Now, the way the colonists saw it was that they had no say or representation in their national government, and, therefore, Parliament had no right to tax them. This is where the saying came from, “no taxation without representation”.

Well, in 1766, Parliament passed what is called the “Declaratory Act”. This act gave the British government the authority to legislate the laws and rules for the American colonies, and in all cases the government had the final authority.

So, colonist groups began to organize at the grassroots level and they formed patriotic clubs and organizations known as the “Sons of Liberty”. They would use these club meetings to talk through their unfair circumstances and they began to send delegates and representatives to the British leaders to try and convince them that what they were doing was not for the good of the people. But the British government had their own ideas as to what was best for the people, so most of the time they would not even listen.

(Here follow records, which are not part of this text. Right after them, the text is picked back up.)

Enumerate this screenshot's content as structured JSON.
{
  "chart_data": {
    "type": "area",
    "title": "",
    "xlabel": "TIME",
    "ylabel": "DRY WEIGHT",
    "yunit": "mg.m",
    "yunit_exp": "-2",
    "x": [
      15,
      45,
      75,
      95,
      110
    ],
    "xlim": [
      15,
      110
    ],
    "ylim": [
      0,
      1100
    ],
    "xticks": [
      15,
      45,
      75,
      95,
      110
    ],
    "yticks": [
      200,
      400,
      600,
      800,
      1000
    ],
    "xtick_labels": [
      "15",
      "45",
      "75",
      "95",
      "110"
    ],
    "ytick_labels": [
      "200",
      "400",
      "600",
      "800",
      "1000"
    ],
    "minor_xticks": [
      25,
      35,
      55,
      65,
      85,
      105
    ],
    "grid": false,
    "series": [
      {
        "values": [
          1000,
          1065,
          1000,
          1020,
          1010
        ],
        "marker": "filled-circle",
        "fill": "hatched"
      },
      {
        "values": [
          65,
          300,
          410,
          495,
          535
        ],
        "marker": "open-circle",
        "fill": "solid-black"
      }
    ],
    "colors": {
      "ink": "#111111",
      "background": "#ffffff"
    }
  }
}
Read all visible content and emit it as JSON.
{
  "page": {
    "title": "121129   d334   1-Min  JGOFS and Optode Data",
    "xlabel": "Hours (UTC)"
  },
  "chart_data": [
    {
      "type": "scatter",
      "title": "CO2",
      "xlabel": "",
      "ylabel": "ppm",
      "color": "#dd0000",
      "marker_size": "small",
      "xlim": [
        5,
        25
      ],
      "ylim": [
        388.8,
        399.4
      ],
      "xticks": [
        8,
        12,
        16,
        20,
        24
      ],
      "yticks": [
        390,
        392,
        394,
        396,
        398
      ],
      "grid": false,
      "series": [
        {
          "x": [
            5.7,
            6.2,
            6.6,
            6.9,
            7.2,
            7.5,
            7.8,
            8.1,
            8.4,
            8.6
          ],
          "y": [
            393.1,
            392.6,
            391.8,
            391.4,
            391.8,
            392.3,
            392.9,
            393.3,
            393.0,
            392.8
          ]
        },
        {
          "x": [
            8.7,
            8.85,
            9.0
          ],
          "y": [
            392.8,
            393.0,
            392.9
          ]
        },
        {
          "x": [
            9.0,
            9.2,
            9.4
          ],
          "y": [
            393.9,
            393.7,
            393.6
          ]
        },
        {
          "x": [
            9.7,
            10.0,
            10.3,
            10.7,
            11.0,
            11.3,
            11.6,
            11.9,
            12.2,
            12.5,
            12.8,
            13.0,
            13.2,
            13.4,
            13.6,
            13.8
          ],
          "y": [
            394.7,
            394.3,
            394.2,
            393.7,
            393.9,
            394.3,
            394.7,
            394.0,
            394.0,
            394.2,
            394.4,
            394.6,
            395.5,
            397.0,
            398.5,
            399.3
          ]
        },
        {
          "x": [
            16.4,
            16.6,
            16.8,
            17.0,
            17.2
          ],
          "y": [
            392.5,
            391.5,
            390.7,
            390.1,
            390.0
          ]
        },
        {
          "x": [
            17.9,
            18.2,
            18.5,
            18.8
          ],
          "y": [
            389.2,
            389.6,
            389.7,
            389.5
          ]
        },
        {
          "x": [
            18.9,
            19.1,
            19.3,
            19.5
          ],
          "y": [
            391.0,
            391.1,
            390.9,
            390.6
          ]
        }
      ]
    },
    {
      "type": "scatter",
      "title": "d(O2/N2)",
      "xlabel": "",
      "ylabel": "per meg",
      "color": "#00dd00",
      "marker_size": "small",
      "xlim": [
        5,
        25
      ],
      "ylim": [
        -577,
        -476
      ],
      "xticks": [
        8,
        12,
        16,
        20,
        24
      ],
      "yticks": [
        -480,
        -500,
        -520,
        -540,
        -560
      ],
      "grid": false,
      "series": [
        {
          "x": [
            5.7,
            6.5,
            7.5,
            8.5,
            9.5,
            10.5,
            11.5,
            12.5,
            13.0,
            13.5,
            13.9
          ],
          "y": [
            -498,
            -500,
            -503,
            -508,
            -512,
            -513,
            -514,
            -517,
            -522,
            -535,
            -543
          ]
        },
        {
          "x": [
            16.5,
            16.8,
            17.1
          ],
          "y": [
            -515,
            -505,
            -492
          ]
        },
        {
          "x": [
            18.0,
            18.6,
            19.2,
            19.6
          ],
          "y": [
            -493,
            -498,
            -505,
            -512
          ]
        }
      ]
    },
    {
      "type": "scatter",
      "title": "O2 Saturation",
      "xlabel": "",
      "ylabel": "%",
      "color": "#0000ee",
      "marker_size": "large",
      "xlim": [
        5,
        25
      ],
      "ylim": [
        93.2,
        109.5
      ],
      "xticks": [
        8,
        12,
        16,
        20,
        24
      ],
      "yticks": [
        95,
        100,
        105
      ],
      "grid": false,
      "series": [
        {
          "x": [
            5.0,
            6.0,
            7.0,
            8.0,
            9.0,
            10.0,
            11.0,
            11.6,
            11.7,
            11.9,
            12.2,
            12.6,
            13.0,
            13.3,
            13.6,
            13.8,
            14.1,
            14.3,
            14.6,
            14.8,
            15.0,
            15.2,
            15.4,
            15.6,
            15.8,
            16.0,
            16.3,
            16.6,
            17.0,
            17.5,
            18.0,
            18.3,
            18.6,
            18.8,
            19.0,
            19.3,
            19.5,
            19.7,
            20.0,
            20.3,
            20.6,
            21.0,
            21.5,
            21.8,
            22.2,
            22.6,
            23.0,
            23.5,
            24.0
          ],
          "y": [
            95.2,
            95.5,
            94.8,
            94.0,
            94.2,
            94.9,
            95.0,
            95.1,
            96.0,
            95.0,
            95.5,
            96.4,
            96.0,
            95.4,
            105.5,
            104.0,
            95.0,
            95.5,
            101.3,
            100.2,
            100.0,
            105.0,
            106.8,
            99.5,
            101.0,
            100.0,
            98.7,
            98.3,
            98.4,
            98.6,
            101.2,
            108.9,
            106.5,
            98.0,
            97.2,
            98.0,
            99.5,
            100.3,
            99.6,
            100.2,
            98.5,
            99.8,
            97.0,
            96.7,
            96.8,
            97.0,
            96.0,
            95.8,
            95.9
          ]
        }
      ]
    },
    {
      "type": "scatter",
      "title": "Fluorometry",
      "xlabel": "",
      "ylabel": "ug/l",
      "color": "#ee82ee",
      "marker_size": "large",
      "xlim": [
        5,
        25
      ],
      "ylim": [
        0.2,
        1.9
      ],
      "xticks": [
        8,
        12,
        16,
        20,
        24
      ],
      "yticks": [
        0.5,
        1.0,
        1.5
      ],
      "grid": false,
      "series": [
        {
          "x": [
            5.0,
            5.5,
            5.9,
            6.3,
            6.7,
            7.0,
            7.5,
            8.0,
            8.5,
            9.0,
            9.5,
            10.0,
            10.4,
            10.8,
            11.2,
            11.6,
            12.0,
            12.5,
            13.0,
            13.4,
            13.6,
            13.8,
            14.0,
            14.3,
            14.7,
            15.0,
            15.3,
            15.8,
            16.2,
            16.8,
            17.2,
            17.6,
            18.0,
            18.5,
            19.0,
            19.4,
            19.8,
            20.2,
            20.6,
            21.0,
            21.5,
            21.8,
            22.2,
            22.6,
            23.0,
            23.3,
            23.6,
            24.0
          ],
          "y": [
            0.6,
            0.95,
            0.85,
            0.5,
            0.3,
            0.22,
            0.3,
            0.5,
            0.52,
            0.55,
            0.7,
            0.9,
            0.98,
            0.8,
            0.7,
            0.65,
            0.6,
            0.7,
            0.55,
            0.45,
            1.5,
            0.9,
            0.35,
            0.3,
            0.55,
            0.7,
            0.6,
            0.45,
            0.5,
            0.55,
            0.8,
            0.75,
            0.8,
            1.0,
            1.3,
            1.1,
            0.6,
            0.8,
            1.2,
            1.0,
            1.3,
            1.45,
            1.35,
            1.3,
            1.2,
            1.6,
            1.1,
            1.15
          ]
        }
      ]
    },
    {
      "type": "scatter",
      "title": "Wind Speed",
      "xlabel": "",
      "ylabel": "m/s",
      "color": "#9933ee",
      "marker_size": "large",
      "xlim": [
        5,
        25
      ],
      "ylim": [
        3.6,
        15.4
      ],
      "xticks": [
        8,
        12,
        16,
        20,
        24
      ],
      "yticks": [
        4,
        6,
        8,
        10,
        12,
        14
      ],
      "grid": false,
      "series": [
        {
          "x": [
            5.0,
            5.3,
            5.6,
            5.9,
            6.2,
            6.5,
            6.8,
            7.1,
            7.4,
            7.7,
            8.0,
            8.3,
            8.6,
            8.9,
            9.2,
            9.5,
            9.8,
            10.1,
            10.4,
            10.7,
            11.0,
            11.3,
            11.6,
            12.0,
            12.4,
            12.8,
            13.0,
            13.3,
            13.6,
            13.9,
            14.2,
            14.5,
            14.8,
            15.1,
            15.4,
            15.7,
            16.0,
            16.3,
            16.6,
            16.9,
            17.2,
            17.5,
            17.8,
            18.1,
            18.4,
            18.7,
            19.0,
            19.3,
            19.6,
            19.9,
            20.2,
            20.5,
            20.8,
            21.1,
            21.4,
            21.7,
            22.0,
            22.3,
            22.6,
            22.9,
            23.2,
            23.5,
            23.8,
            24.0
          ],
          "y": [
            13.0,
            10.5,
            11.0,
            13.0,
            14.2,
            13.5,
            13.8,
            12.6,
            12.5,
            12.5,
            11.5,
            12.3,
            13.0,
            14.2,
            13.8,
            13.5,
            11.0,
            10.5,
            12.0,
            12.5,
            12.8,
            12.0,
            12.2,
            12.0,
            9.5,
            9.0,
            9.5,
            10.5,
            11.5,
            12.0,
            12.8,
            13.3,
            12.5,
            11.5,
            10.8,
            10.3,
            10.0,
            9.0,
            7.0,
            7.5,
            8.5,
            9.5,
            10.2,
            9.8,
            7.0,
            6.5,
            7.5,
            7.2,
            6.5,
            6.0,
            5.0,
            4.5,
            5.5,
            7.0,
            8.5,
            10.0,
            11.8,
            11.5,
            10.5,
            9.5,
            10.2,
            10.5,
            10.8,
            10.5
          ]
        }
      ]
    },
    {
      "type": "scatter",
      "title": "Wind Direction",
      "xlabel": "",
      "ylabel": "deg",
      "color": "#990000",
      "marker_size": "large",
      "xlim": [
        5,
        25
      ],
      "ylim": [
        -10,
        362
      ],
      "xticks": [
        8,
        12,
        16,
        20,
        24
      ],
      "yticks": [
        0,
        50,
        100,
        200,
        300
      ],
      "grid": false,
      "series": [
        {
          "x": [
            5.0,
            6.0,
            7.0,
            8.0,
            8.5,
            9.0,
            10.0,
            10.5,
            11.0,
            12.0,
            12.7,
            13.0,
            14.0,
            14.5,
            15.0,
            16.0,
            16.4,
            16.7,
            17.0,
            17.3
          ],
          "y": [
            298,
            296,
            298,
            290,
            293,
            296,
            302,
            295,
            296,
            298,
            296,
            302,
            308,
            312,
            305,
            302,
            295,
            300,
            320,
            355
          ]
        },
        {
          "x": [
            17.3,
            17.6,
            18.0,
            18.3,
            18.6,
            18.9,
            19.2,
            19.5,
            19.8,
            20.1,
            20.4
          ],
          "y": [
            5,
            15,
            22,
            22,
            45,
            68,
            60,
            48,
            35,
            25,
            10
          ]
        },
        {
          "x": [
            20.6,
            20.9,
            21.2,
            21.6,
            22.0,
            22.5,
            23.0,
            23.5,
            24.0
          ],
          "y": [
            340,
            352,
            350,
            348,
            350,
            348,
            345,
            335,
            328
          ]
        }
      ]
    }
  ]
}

Starting to sound a little too familiar?

    So as the different Liberty groups in each city began to form and grow, they found themselves linking up with other city groups causing them to become bolder in their speaking out. In the City of Boston there was a famous elm tree where the Sons of Liberty would meet. This tree came to be known as the “Liberty Tree” and it became a rallying point for the growing colonist resistance against the British rule. Soon each city and community began to pick their own liberty tree as a meeting spot as a symbol of their individual liberty. As these liberty groups began to me in large numbers and the attendance began to grow, in their attempt to stop these meetings, the British government ordered that holding any meetings not authorized by the government was against the law. So, the Sons of Liberty members began to meet in secret.

Well, the struggle continued between the colonists and the British government with more and more laws being enacted. What seemed to be the final straw was that in 1773, a new act, the “Tea Act” was passed, placing a heavy tax on all tea transported to the colonies. Shortly after the Tea Act was passed, a number of ships entered Boston Harbor carrying on board hundreds of thousands of pounds of tea. When the local liberty group heard of the ship’s arrival, they sent a message to the ship’s captain not to unload the tea because they would not pay that tax. But the local British authorities would not budge, so there sat the three ships in Boston Harbor.

Now no one knows for sure who really planned that “tea party” or who the real leaders were, but one night somewhere between 30 and 130 Men thinly disguised as Indians boarded the three ships and, over the course of three hours, dumped all the tea into the harbor – this dumping of that tea became known as the “Boston Tea Party”. Interestingly enough, later that Tea Act was actually repealed, but the damage had already been done, and the people had determined that their government would not listen to them – and they began to move for independence.

So, here’s my question for you, “Are the events in our lives which make us wake up and act – are they good or bad?” It was patriot, Edmund Burke, who said, “He who wrestles with us strengthens our nerves and sharpens our skills; our antagonist is our helper”.

But this one thing we do know – if the British government had not pushed the colonists too far, well, today, we might still be speaking with a British accent.

And one last thought, “What should “We The People” be doing today if we feel we are not being heard?

And are mere protests enough? You tell me.